Disaster Recovery Planning (DRP) • Disaster recovery strategies • How do we recover a system given its priority? • Address the question by system components. • Data (e.g., designate off-site storage) • Processing (e.g., backup and store offsite current copies of the software) • Network and communication (e.g., backup and store offsite a copy the current network configuration) • Dependencies with other systems (e.g., identify how these processes will be interfaced post-disaster)
DRP: Recovery Locations • Recovery location: A site(s) where processes and systems will be recovered post-disaster. • Hot sites: Near-perfect replicas of the operations. • Cold sites: Just the infrastructure (computer operations room, platform for installing hardware, power and communication lines, cabling, etc.). • Warm sites: More than just a cold site, but not quite as ready as a hot site.

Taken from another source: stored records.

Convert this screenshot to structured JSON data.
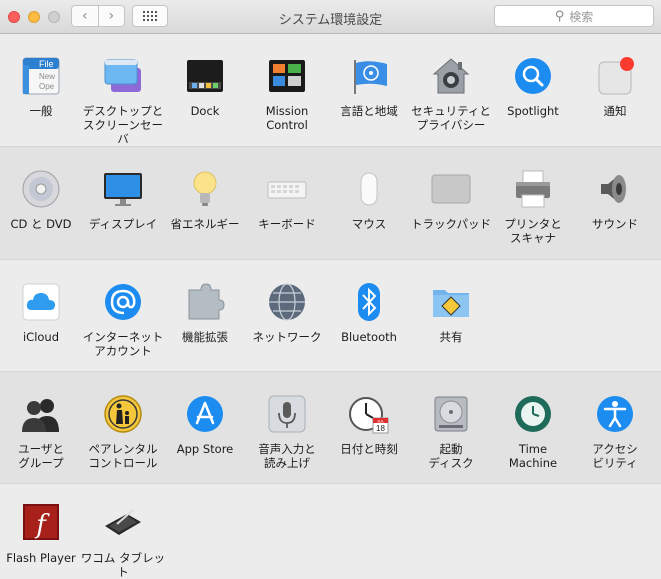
{
  "window": {
    "title": "システム環境設定"
  },
  "toolbar": {
    "back_glyph": "‹",
    "forward_glyph": "›",
    "search_placeholder": "検索",
    "search_glyph": "⚲"
  },
  "icons": {
    "general": "general-file-icon",
    "desktop": "desktop-screensaver-icon",
    "dock": "dock-icon",
    "mission": "mission-control-icon",
    "language": "un-flag-icon",
    "security": "house-lock-icon",
    "spotlight": "magnifier-icon",
    "notifications": "notification-badge-icon"
  },
  "sections": [
    {
      "items": [
        {
          "label": "一般"
        },
        {
          "label": "デスクトップと\nスクリーンセーバ"
        },
        {
          "label": "Dock"
        },
        {
          "label": "Mission\nControl"
        },
        {
          "label": "言語と地域"
        },
        {
          "label": "セキュリティと\nプライバシー"
        },
        {
          "label": "Spotlight"
        },
        {
          "label": "通知"
        }
      ]
    },
    {
      "items": [
        {
          "label": "CD と DVD"
        },
        {
          "label": "ディスプレイ"
        },
        {
          "label": "省エネルギー"
        },
        {
          "label": "キーボード"
        },
        {
          "label": "マウス"
        },
        {
          "label": "トラックパッド"
        },
        {
          "label": "プリンタと\nスキャナ"
        },
        {
          "label": "サウンド"
        }
      ]
    },
    {
      "items": [
        {
          "label": "iCloud"
        },
        {
          "label": "インターネット\nアカウント"
        },
        {
          "label": "機能拡張"
        },
        {
          "label": "ネットワーク"
        },
        {
          "label": "Bluetooth"
        },
        {
          "label": "共有"
        }
      ]
    },
    {
      "items": [
        {
          "label": "ユーザと\nグループ"
        },
        {
          "label": "ペアレンタル\nコントロール"
        },
        {
          "label": "App Store"
        },
        {
          "label": "音声入力と\n読み上げ"
        },
        {
          "label": "日付と時刻"
        },
        {
          "label": "起動\nディスク"
        },
        {
          "label": "Time\nMachine"
        },
        {
          "label": "アクセシ\nビリティ"
        }
      ]
    },
    {
      "items": [
        {
          "label": "Flash Player"
        },
        {
          "label": "ワコム タブレット"
        }
      ]
    }
  ],
  "icon_text": {
    "file": "File",
    "file_lines": [
      "New",
      "Ope"
    ],
    "calendar_month": "JUL",
    "calendar_day": "18",
    "flash": "f"
  },
  "colors": {
    "close": "#fc605c",
    "minimize": "#fdbc40",
    "accent_blue": "#1d8cf0",
    "flash_red": "#7a1010"
  }
}
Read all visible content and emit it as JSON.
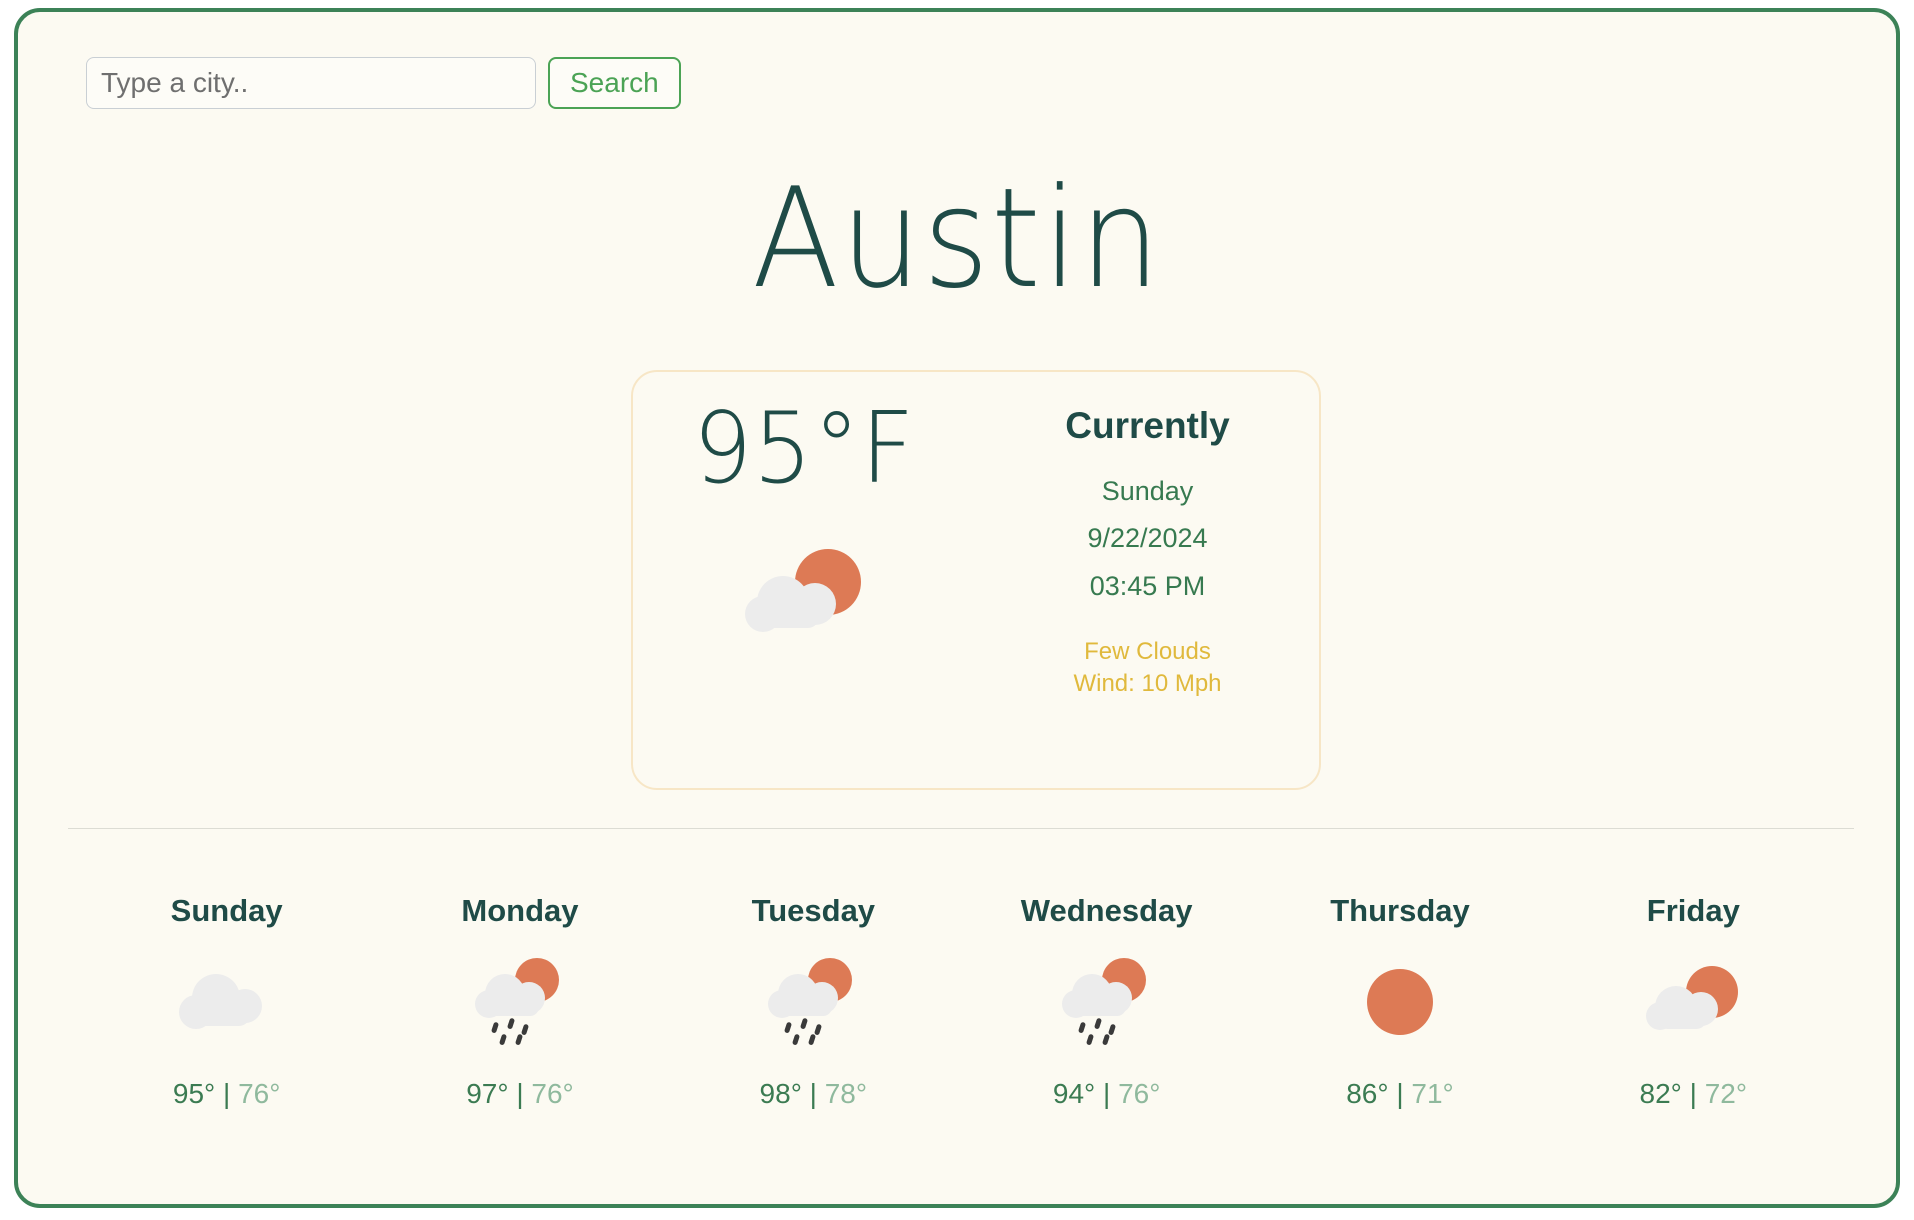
{
  "theme": {
    "page_bg": "#fcfaf2",
    "border_green": "#3c8257",
    "dark_teal": "#1f4b47",
    "green": "#377a50",
    "amber": "#e0b93c",
    "sun_orange": "#dd7a55",
    "cloud_gray": "#ececec",
    "card_border": "#f7e6c6",
    "muted_green": "#8fb99d"
  },
  "search": {
    "placeholder": "Type a city..",
    "value": "",
    "button_label": "Search"
  },
  "city": "Austin",
  "current": {
    "temperature": "95°F",
    "icon": "sun-behind-cloud-icon",
    "heading": "Currently",
    "day": "Sunday",
    "date": "9/22/2024",
    "time": "03:45 PM",
    "condition": "Few Clouds",
    "wind": "Wind: 10 Mph"
  },
  "forecast": [
    {
      "day": "Sunday",
      "icon": "cloud-icon",
      "high": "95°",
      "sep": "|",
      "low": "76°"
    },
    {
      "day": "Monday",
      "icon": "sun-cloud-rain-icon",
      "high": "97°",
      "sep": "|",
      "low": "76°"
    },
    {
      "day": "Tuesday",
      "icon": "sun-cloud-rain-icon",
      "high": "98°",
      "sep": "|",
      "low": "78°"
    },
    {
      "day": "Wednesday",
      "icon": "sun-cloud-rain-icon",
      "high": "94°",
      "sep": "|",
      "low": "76°"
    },
    {
      "day": "Thursday",
      "icon": "sun-icon",
      "high": "86°",
      "sep": "|",
      "low": "71°"
    },
    {
      "day": "Friday",
      "icon": "sun-behind-cloud-icon",
      "high": "82°",
      "sep": "|",
      "low": "72°"
    }
  ]
}
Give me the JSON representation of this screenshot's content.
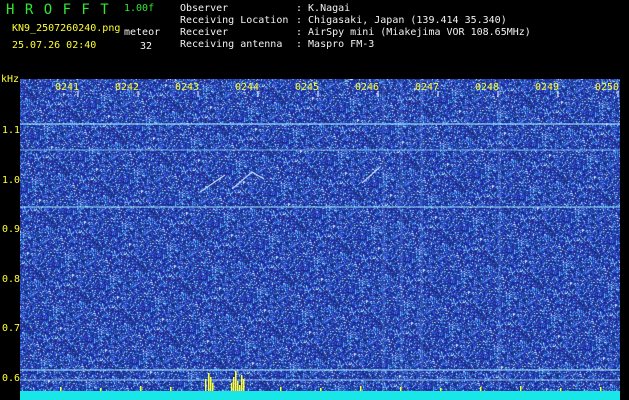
{
  "header": {
    "brand": "H R O F F T",
    "version": "1.00f",
    "filename": "KN9_2507260240.png",
    "mode_label": "meteor",
    "datetime": "25.07.26 02:40",
    "count": "32"
  },
  "info": [
    {
      "key": "Observer",
      "value": ": K.Nagai"
    },
    {
      "key": "Receiving Location",
      "value": ": Chigasaki, Japan (139.414 35.340)"
    },
    {
      "key": "Receiver",
      "value": ": AirSpy mini (Miakejima VOR 108.65MHz)"
    },
    {
      "key": "Receiving antenna",
      "value": ": Maspro FM-3"
    }
  ],
  "spectrogram": {
    "unit": "kHz",
    "x_labels": [
      "0241",
      "0242",
      "0243",
      "0244",
      "0245",
      "0246",
      "0247",
      "0248",
      "0249",
      "0250"
    ],
    "y_labels": [
      "1.1",
      "1.0",
      "0.9",
      "0.8",
      "0.7",
      "0.6"
    ],
    "colors": {
      "background": "#1c2a95",
      "text": "#ffff33",
      "baseline": "#19e6e6",
      "spike": "#ffff33"
    }
  }
}
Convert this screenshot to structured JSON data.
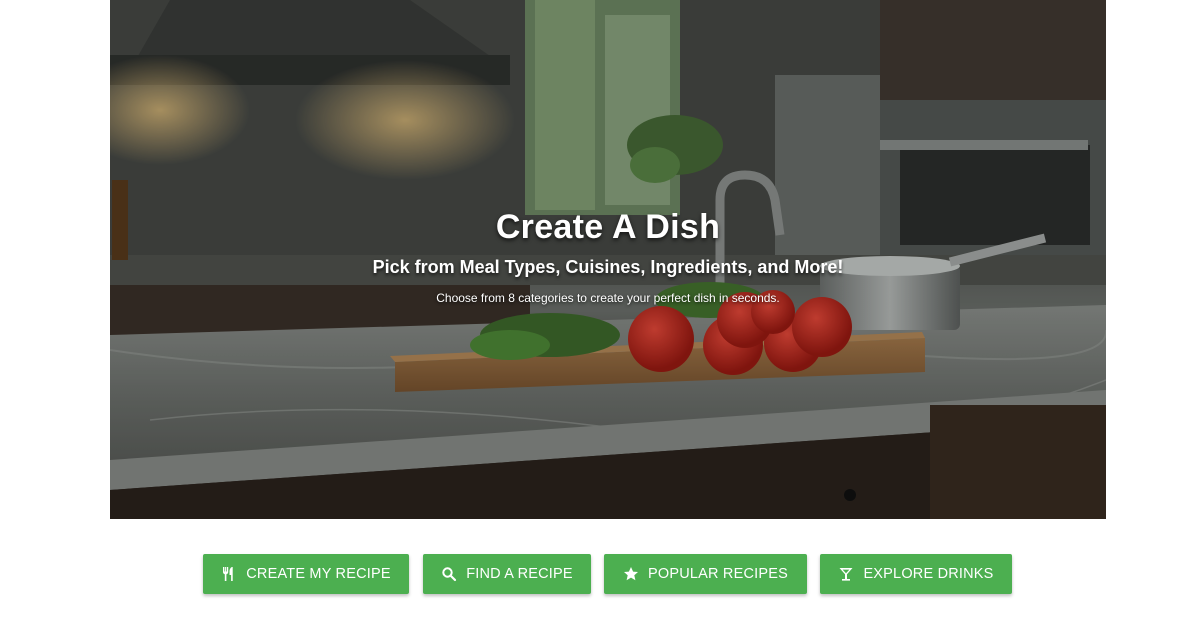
{
  "hero": {
    "title": "Create A Dish",
    "subtitle": "Pick from Meal Types, Cuisines, Ingredients, and More!",
    "caption": "Choose from 8 categories to create your perfect dish in seconds."
  },
  "buttons": [
    {
      "label": "CREATE MY RECIPE",
      "icon": "utensils-icon"
    },
    {
      "label": "FIND A RECIPE",
      "icon": "search-icon"
    },
    {
      "label": "POPULAR RECIPES",
      "icon": "star-icon"
    },
    {
      "label": "EXPLORE DRINKS",
      "icon": "cocktail-icon"
    }
  ],
  "colors": {
    "button_bg": "#4caf50",
    "button_text": "#ffffff",
    "hero_text": "#ffffff"
  }
}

For example, it may include commonly used computers and operating system. • Reciprocal agreements: Sharing of similar resources by those in the same or similar computing enviornments. • Colocations: Recovery is planned using availability of computing resources at the firm’s many locations.
DRP: Teams • Purpose of forming teams is to ensure that recovery tasks are accomplished in an orderly and responsible manner. • The number and nature of teams could vary across organizations. • However, each team should include knowledge and skills necessary to perform its assigned tasks. • Recovery teams can be organized by recovery phases. • Flexibility in assignments is necessary, for an actual disaster may need adjustments to the team. Non-availability of some team members when disaster strikes is also likely.
DRP: Disaster Readiness • Meaning of readiness: Having the assurance that if and when a disaster strikes, the firm has a high likelihood of recovering from the disaster. Testing of the plan is crucial to get this assurance. Disaster readiness practices include: • Walkthroughs: Having a plan preparer walk though others to show how the plan leads from point A to point B. • Rehearsals: An “as-if” exercise to simulate a disaster’s impact and have people responsible recreate recovery of “lost” processes and systems. • Compliance (Live) testing: Actual test of recovery with a simulated disaster.
Business Continuity Planning (BCP) • BCP: The totality of plans made to recover the business operations following a disaster. • Recovery of all operations is involved, not just information assets. • Methods and strategies adopted for BCP are comparable to, and often overlap with, those used in DRP.
Business Continuity Planning (BCP) • Business impact analysis is an exercise in risk assessment. • Identify vulnerabilities of the firm. • Assess the business impact • Focus on a particular disaster and determine processes that might be affected, and/or • Analyze all business processes to assess probable business impact in the event that a disaster strikes. • Initiate a planning process to develop methods and strategies to mitigate risk. • Business recovery • Approaches and methods for business recovery are similar to those discussed in disaster recovery planning.
Assurance Considerations • Any assurance that BCP/DRP will be effective requires an examination of such plans from three angles: • Method: Review the method followed in the development of the plan. A sound planning process make possible a plan that is complete and reliable. • Content: Should have been collected from “right” participants, and the instruments and methods used to collect data must be valid. The plan should be current. • Testing: Critical components of the plan should be tested, results should be documented, and corrective action, where necessary, should follow.